One time, a few years back, she looked embarrassed when she started to ask me a question. She stopped mid-sentence.

“What?” I said. “Cat got your tongue? That’s a first.”

“Oh, Miss Isabelle, I know you wouldn’t be interested. Never mind.”

“Okay,” I said. I was never one to pick something out of people that they didn’t want to tell.

“Well, since you begged me…” She grinned. “Stevie’s got this concert at school Thursday night. He’s got a solo—on the trumpet. You know he plays the trumpet?”

“How could I miss it, Dorrie? You’ve been telling me about it for three years, since he auditioned.”

“I know, Miss Isabelle.
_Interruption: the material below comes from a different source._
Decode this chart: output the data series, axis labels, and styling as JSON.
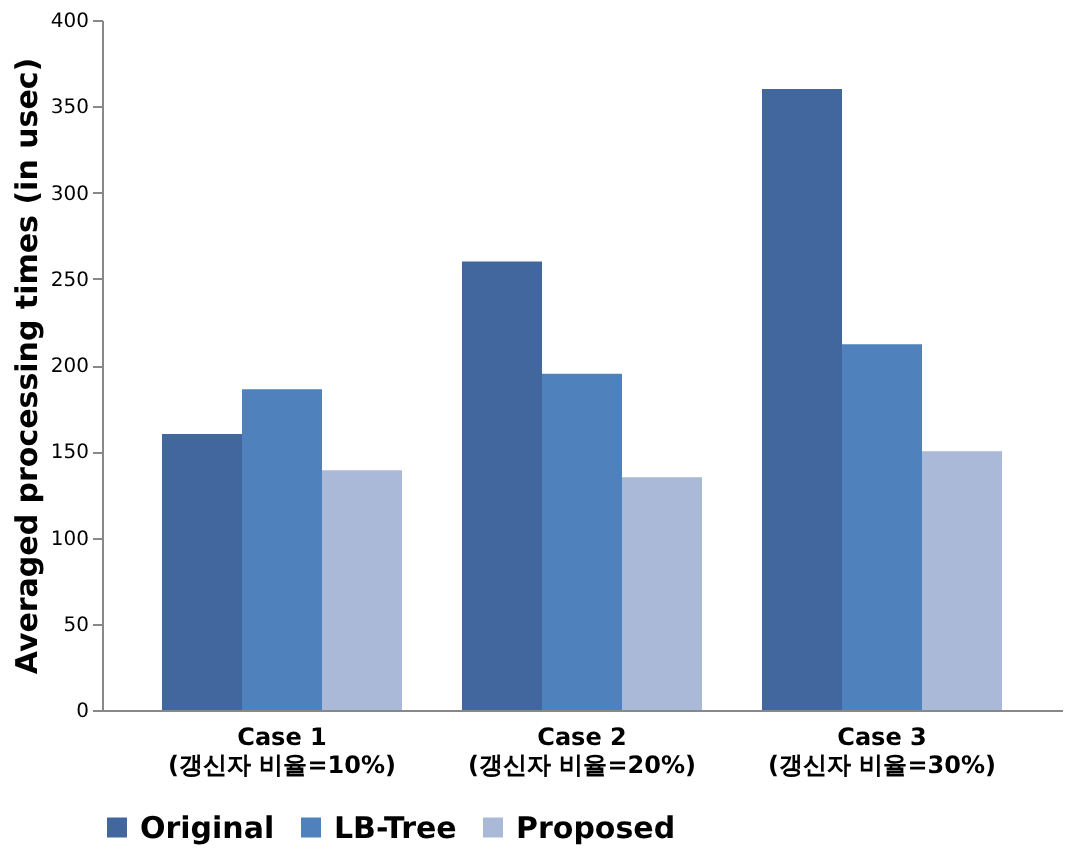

I’m kind of over-the-top proud when it comes to the kids. Anyway, would you like to come with me? To see him play?”

I thought about it for a minute. Not because there was any question whether I wanted to go, but because I was a little overcome. It took too long for me to find my voice.

“It’s okay, Miss Isabelle. Don’t feel like you have to. My feelings won’t be hurt and—”

“No! I’d love to. In fact, I can’t think of anything I’d rather do Thursday.”